Homily for Monday of the 2nd Week of Advent Year A (1)

Homily for Monday of the 2nd Week of Advent Year A


By: Rev. Fr. Jacob Aondover ATSU


Homily for Monday March 9 2020

READINGS: DANIEL 9:4b-10, PSALM 79, LUKE 6:36-38

A look at our readings today suggests that during this holy season and beyond, rather than play the blame shifting game, we should sincerely acknowledge our sins as individuals and beg God for his forgiveness. More so, we are challenged by Jesus to imbibe one of God’s greatest attributes, ‘mercy’. He further urges us to take care never to judge and condemn others; rather, we should forgive and in turn, earn God’s forgiveness too. We are also reminded that the riches, knowledge and blessings we enjoy are gifts to be shared with those who don’t have. In fact we are to give immeasurably so that God too will return same measure to us (Lk. 6:36-38).

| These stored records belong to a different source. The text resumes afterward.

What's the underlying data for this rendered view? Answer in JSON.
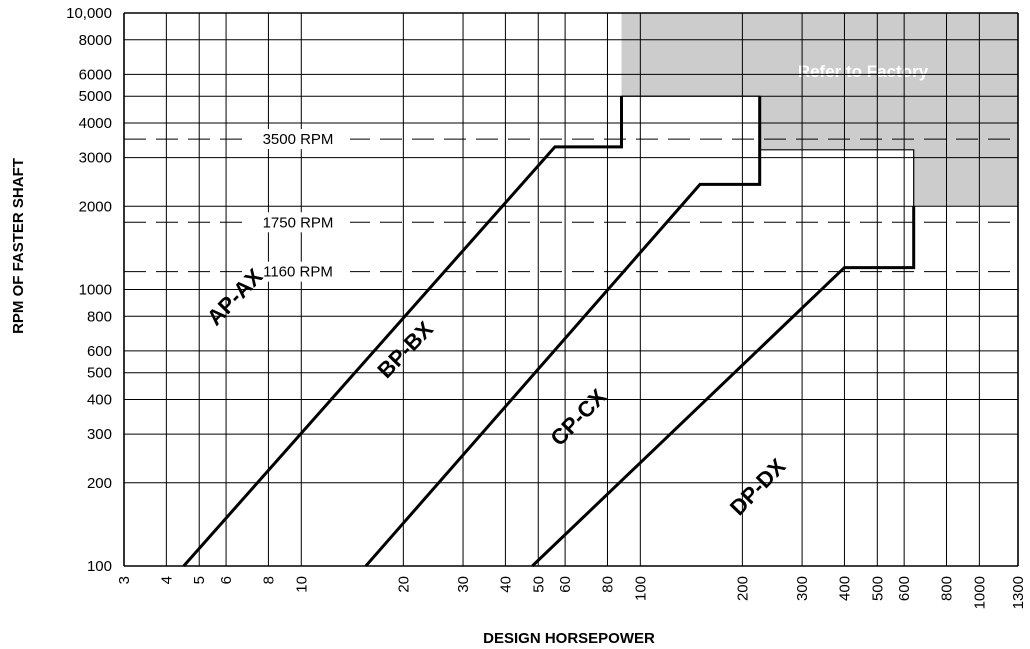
{
  "chart_data": {
    "type": "line",
    "xlabel": "DESIGN HORSEPOWER",
    "ylabel": "RPM OF FASTER SHAFT",
    "x_scale": "log",
    "y_scale": "log",
    "xlim": [
      3,
      1300
    ],
    "ylim": [
      100,
      10000
    ],
    "grid": true,
    "x_ticks": [
      3,
      4,
      5,
      6,
      8,
      10,
      20,
      30,
      40,
      50,
      60,
      80,
      100,
      200,
      300,
      400,
      500,
      600,
      800,
      1000,
      1300
    ],
    "x_tick_labels": [
      "3",
      "4",
      "5",
      "6",
      "8",
      "10",
      "20",
      "30",
      "40",
      "50",
      "60",
      "80",
      "100",
      "200",
      "300",
      "400",
      "500",
      "600",
      "800",
      "1000",
      "1300"
    ],
    "y_ticks": [
      100,
      200,
      300,
      400,
      500,
      600,
      800,
      1000,
      2000,
      3000,
      4000,
      5000,
      6000,
      8000,
      10000
    ],
    "y_tick_labels": [
      "100",
      "200",
      "300",
      "400",
      "500",
      "600",
      "800",
      "1000",
      "2000",
      "3000",
      "4000",
      "5000",
      "6000",
      "8000",
      "10,000"
    ],
    "series": [
      {
        "name": "AP-AX",
        "x": [
          4.5,
          56,
          88,
          88
        ],
        "y": [
          100,
          3280,
          3280,
          5000
        ]
      },
      {
        "name": "BP-BX",
        "x": [
          15.5,
          150,
          225,
          225
        ],
        "y": [
          100,
          2400,
          2400,
          5000
        ]
      },
      {
        "name": "CP-CX",
        "x": [
          48,
          400,
          640,
          640
        ],
        "y": [
          100,
          1200,
          1200,
          2000
        ]
      },
      {
        "name": "DP-DX",
        "x": [],
        "y": []
      }
    ],
    "reference_lines": [
      {
        "label": "3500 RPM",
        "y": 3500
      },
      {
        "label": "1750 RPM",
        "y": 1750
      },
      {
        "label": "1160 RPM",
        "y": 1160
      }
    ],
    "zone": {
      "label": "Refer to Factory",
      "color": "#cccccc",
      "x": [
        88,
        1300,
        1300,
        640,
        640,
        225,
        225,
        88
      ],
      "y": [
        10000,
        10000,
        2000,
        2000,
        3200,
        3200,
        5000,
        5000
      ]
    },
    "section_lines": [
      {
        "x": [
          88,
          225,
          225
        ],
        "y": [
          5000,
          5000,
          3200
        ]
      },
      {
        "x": [
          225,
          640,
          640
        ],
        "y": [
          3200,
          3200,
          2000
        ]
      }
    ],
    "series_labels": [
      {
        "text": "AP-AX",
        "x": 6.6,
        "y": 900
      },
      {
        "text": "BP-BX",
        "x": 21,
        "y": 580
      },
      {
        "text": "CP-CX",
        "x": 68,
        "y": 330
      },
      {
        "text": "DP-DX",
        "x": 230,
        "y": 185
      }
    ]
  }
}
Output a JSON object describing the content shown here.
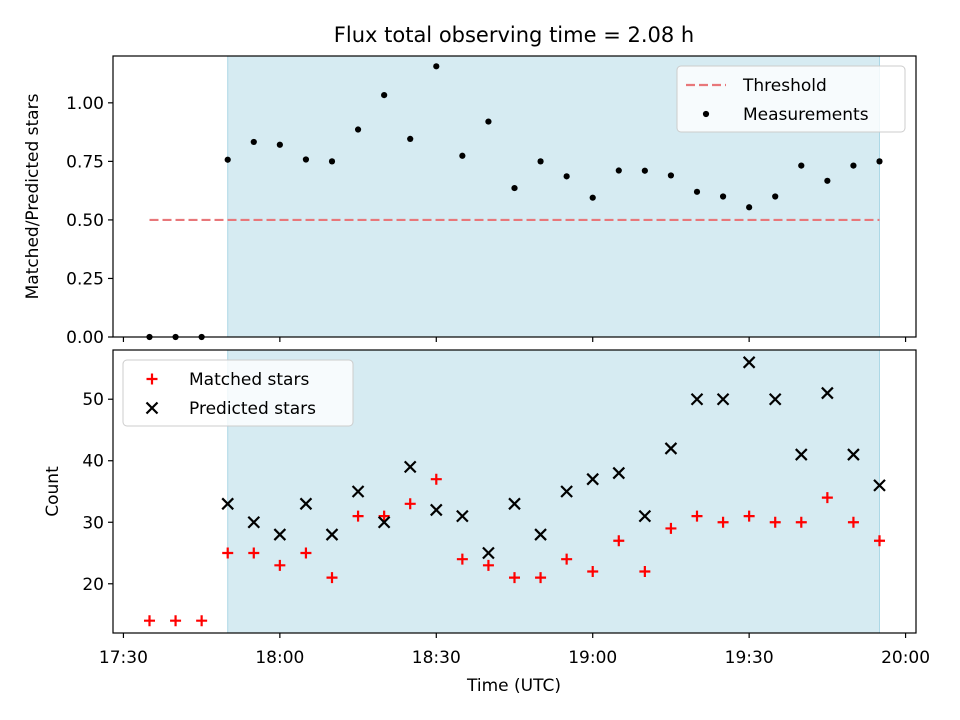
{
  "chart_data": {
    "title": "Flux total observing time = 2.08 h",
    "xlabel": "Time (UTC)",
    "x_ticks": [
      "17:30",
      "18:00",
      "18:30",
      "19:00",
      "19:30",
      "20:00"
    ],
    "x_range": [
      "17:28",
      "20:02"
    ],
    "shaded_interval": [
      "17:50",
      "19:55"
    ],
    "colors": {
      "shade": "#add8e6",
      "threshold": "#e8777a",
      "matched": "#ff0000",
      "predicted": "#000000",
      "measurement": "#000000"
    },
    "panels": [
      {
        "type": "scatter",
        "ylabel": "Matched/Predicted stars",
        "ylim": [
          0,
          1.2
        ],
        "yticks": [
          "0.00",
          "0.25",
          "0.50",
          "0.75",
          "1.00"
        ],
        "legend_position": "upper-right",
        "threshold": {
          "name": "Threshold",
          "value": 0.5,
          "x_start": "17:35",
          "x_end": "19:55"
        },
        "series": [
          {
            "name": "Measurements",
            "marker": "dot",
            "x": [
              "17:35",
              "17:40",
              "17:45",
              "17:50",
              "17:55",
              "18:00",
              "18:05",
              "18:10",
              "18:15",
              "18:20",
              "18:25",
              "18:30",
              "18:35",
              "18:40",
              "18:45",
              "18:50",
              "18:55",
              "19:00",
              "19:05",
              "19:10",
              "19:15",
              "19:20",
              "19:25",
              "19:30",
              "19:35",
              "19:40",
              "19:45",
              "19:50",
              "19:55"
            ],
            "y": [
              0.0,
              0.0,
              0.0,
              0.757,
              0.833,
              0.821,
              0.758,
              0.75,
              0.886,
              1.033,
              0.846,
              1.156,
              0.774,
              0.92,
              0.636,
              0.75,
              0.686,
              0.595,
              0.711,
              0.71,
              0.69,
              0.62,
              0.6,
              0.554,
              0.6,
              0.732,
              0.667,
              0.732,
              0.75
            ]
          }
        ]
      },
      {
        "type": "scatter",
        "ylabel": "Count",
        "ylim": [
          12,
          58
        ],
        "yticks": [
          "20",
          "30",
          "40",
          "50"
        ],
        "legend_position": "upper-left",
        "series": [
          {
            "name": "Matched stars",
            "marker": "plus",
            "x": [
              "17:35",
              "17:40",
              "17:45",
              "17:50",
              "17:55",
              "18:00",
              "18:05",
              "18:10",
              "18:15",
              "18:20",
              "18:25",
              "18:30",
              "18:35",
              "18:40",
              "18:45",
              "18:50",
              "18:55",
              "19:00",
              "19:05",
              "19:10",
              "19:15",
              "19:20",
              "19:25",
              "19:30",
              "19:35",
              "19:40",
              "19:45",
              "19:50",
              "19:55"
            ],
            "y": [
              14,
              14,
              14,
              25,
              25,
              23,
              25,
              21,
              31,
              31,
              33,
              37,
              24,
              23,
              21,
              21,
              24,
              22,
              27,
              22,
              29,
              31,
              30,
              31,
              30,
              30,
              34,
              30,
              27
            ]
          },
          {
            "name": "Predicted stars",
            "marker": "x",
            "x": [
              "17:50",
              "17:55",
              "18:00",
              "18:05",
              "18:10",
              "18:15",
              "18:20",
              "18:25",
              "18:30",
              "18:35",
              "18:40",
              "18:45",
              "18:50",
              "18:55",
              "19:00",
              "19:05",
              "19:10",
              "19:15",
              "19:20",
              "19:25",
              "19:30",
              "19:35",
              "19:40",
              "19:45",
              "19:50",
              "19:55"
            ],
            "y": [
              33,
              30,
              28,
              33,
              28,
              35,
              30,
              39,
              32,
              31,
              25,
              33,
              28,
              35,
              37,
              38,
              31,
              42,
              50,
              50,
              56,
              50,
              41,
              51,
              41,
              36
            ]
          }
        ]
      }
    ]
  }
}
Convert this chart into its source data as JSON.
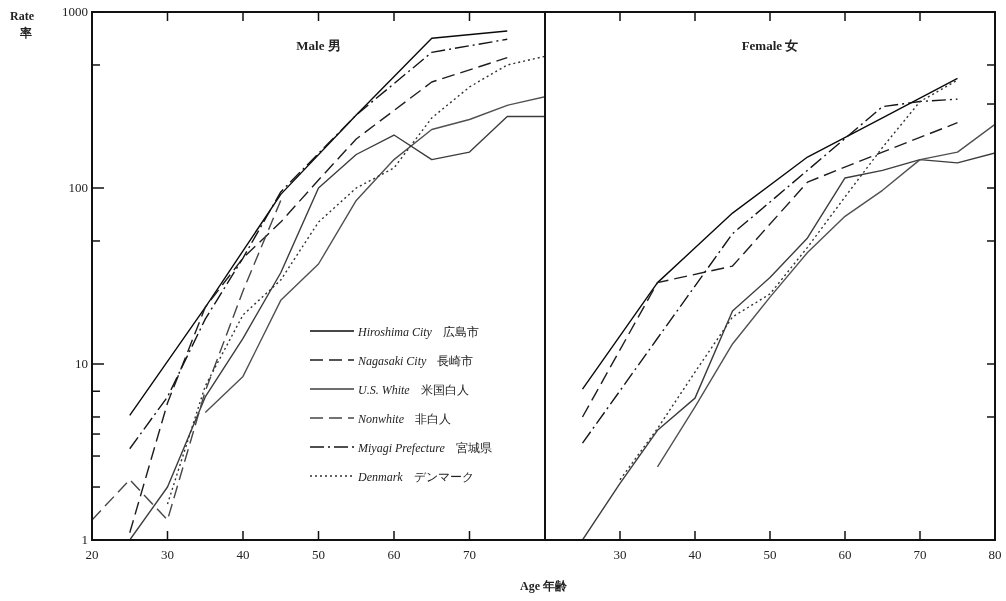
{
  "chart_data": [
    {
      "type": "line",
      "title": "Male 男",
      "xlabel": "Age 年齢",
      "ylabel": "Rate 率",
      "log": true,
      "legend": "bottom right",
      "xlim": [
        20,
        80
      ],
      "xticks": [
        20,
        30,
        40,
        50,
        60,
        70
      ],
      "ylim": [
        1,
        1000
      ],
      "yticks": [
        1,
        {
          "value": 2,
          "label": null
        },
        {
          "value": 3,
          "label": null
        },
        {
          "value": 4,
          "label": null
        },
        {
          "value": 5,
          "label": null
        },
        {
          "value": 7,
          "label": null
        },
        10,
        {
          "value": 50,
          "label": null
        },
        100,
        {
          "value": 500,
          "label": null
        },
        1000
      ],
      "series": [
        {
          "name": "Hiroshima City 広島市",
          "color": "#0a0a0a",
          "line_style": "solid",
          "x": [
            25,
            35,
            45,
            55,
            65,
            75
          ],
          "values": [
            5.1,
            21,
            92,
            260,
            710,
            780
          ]
        },
        {
          "name": "Nagasaki City 長崎市",
          "color": "#1e1e1e",
          "line_style": "dashed",
          "x": [
            25,
            30,
            35,
            40,
            45,
            50,
            55,
            65,
            75
          ],
          "values": [
            1.1,
            6,
            21,
            40,
            64,
            111,
            190,
            400,
            550
          ]
        },
        {
          "name": "U.S. White 米国白人",
          "color": "#3c3c3c",
          "line_style": "solid",
          "x": [
            25,
            30,
            35,
            40,
            45,
            50,
            55,
            60,
            65,
            70,
            75,
            80
          ],
          "values": [
            1.0,
            2.0,
            6.5,
            14,
            33,
            100,
            155,
            200,
            145,
            160,
            255,
            255
          ]
        },
        {
          "color": "#505050",
          "line_style": "solid",
          "x": [
            35,
            40,
            45,
            50,
            55,
            60,
            65,
            70,
            75,
            80
          ],
          "values": [
            5.3,
            8.5,
            23,
            37,
            85,
            145,
            215,
            245,
            295,
            330
          ]
        },
        {
          "name": "Nonwhite 非白人",
          "color": "#464646",
          "line_style": "dashed",
          "x": [
            20,
            25,
            30,
            35,
            40,
            45
          ],
          "values": [
            1.3,
            2.2,
            1.3,
            7,
            26,
            85
          ]
        },
        {
          "name": "Miyagi Prefecture 宮城県",
          "color": "#141414",
          "line_style": "dashdot",
          "x": [
            25,
            30,
            35,
            40,
            45,
            55,
            65,
            75
          ],
          "values": [
            3.3,
            6.5,
            18,
            40,
            95,
            260,
            590,
            700
          ]
        },
        {
          "name": "Denmark デンマーク",
          "color": "#323232",
          "line_style": "dotted",
          "x": [
            30,
            35,
            40,
            45,
            50,
            55,
            60,
            65,
            70,
            75,
            80
          ],
          "values": [
            1.6,
            7.5,
            19,
            30,
            64,
            100,
            130,
            250,
            375,
            500,
            560
          ]
        }
      ]
    },
    {
      "type": "line",
      "title": "Female 女",
      "log": true,
      "tick_labels": "x",
      "xlim": [
        20,
        80
      ],
      "xticks": [
        30,
        40,
        50,
        60,
        70,
        80
      ],
      "ylim": [
        1,
        1000
      ],
      "yticks": [
        {
          "value": 5,
          "label": null
        },
        {
          "value": 10,
          "label": null
        },
        {
          "value": 50,
          "label": null
        },
        {
          "value": 100,
          "label": null
        },
        {
          "value": 300,
          "label": null
        },
        {
          "value": 500,
          "label": null
        }
      ],
      "series": [
        {
          "color": "#0a0a0a",
          "line_style": "solid",
          "x": [
            25,
            35,
            45,
            55,
            65,
            75
          ],
          "values": [
            7.2,
            29,
            72,
            150,
            250,
            420
          ]
        },
        {
          "color": "#1e1e1e",
          "line_style": "dashed",
          "x": [
            25,
            35,
            45,
            55,
            65,
            75
          ],
          "values": [
            5.0,
            29,
            36,
            108,
            160,
            235
          ]
        },
        {
          "color": "#3c3c3c",
          "line_style": "solid",
          "x": [
            25,
            30,
            35,
            40,
            45,
            50,
            55,
            60,
            65,
            70,
            75,
            80
          ],
          "values": [
            1.0,
            2.1,
            4.2,
            6.4,
            20,
            31,
            52,
            114,
            126,
            145,
            139,
            158
          ]
        },
        {
          "color": "#505050",
          "line_style": "solid",
          "x": [
            35,
            40,
            45,
            50,
            55,
            60,
            65,
            70,
            75,
            80
          ],
          "values": [
            2.6,
            5.7,
            13,
            24,
            43,
            69,
            97,
            145,
            160,
            230
          ]
        },
        {
          "color": "#141414",
          "line_style": "dashdot",
          "x": [
            25,
            35,
            45,
            55,
            65,
            70,
            75
          ],
          "values": [
            3.55,
            14,
            55,
            126,
            290,
            310,
            320
          ]
        },
        {
          "color": "#323232",
          "line_style": "dotted",
          "x": [
            30,
            35,
            40,
            45,
            50,
            55,
            60,
            65,
            70,
            75
          ],
          "values": [
            2.2,
            4.3,
            9,
            18.5,
            25,
            46,
            89,
            170,
            310,
            410
          ]
        }
      ]
    }
  ]
}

We often hear people say: ‘Our world is full of evil men and women’; ‘It is consumed with avarice, and ‘Greed is the mark of the modern world’; we also say; ‘Violence, terrorism and insurgency are gradually eating up our world’. Some argue that ‘Hate and malice are cankerworms destroying the harmony and beauty of human coexistence’. In all these, we speak of the world and its ills as an entity apart from us. We forget that we humans make the world; we constitute families, communities, societies, states and nations. We forget that our individual and collective failings disrupt God’s master plan for us and incur his wrath. Instead of apportioning blames to others for our misdeeds, may we acknowledge, accept and confess our sins to God like Daniel did “We have sinned; we have done wrong, and acted wickedly and rebelled…” (Dan. 9:5). Only then can God act mercifully towards us and forgive our failings.

Finally, in line with the gospel we may do well to remember that there is so much good in the worst of us and so much bad in the best of us, that it is rather hard to tell which of us ought to reform the rest of us. In each of us there is a measure of greed and hatred, direct opposites of compassion and love. Having this in mind, we are challenged to rather than judge, condemn and be selfish; may we show mercy, forgive, and show charity to ourselves. We may want to treat others as good as we are and not as bad as they are! Being the good people that we are and imitators of God our Father, we are challenged to be merciful to our erring brethren, mindful of the fact that we are frail and likely to fail ourselves.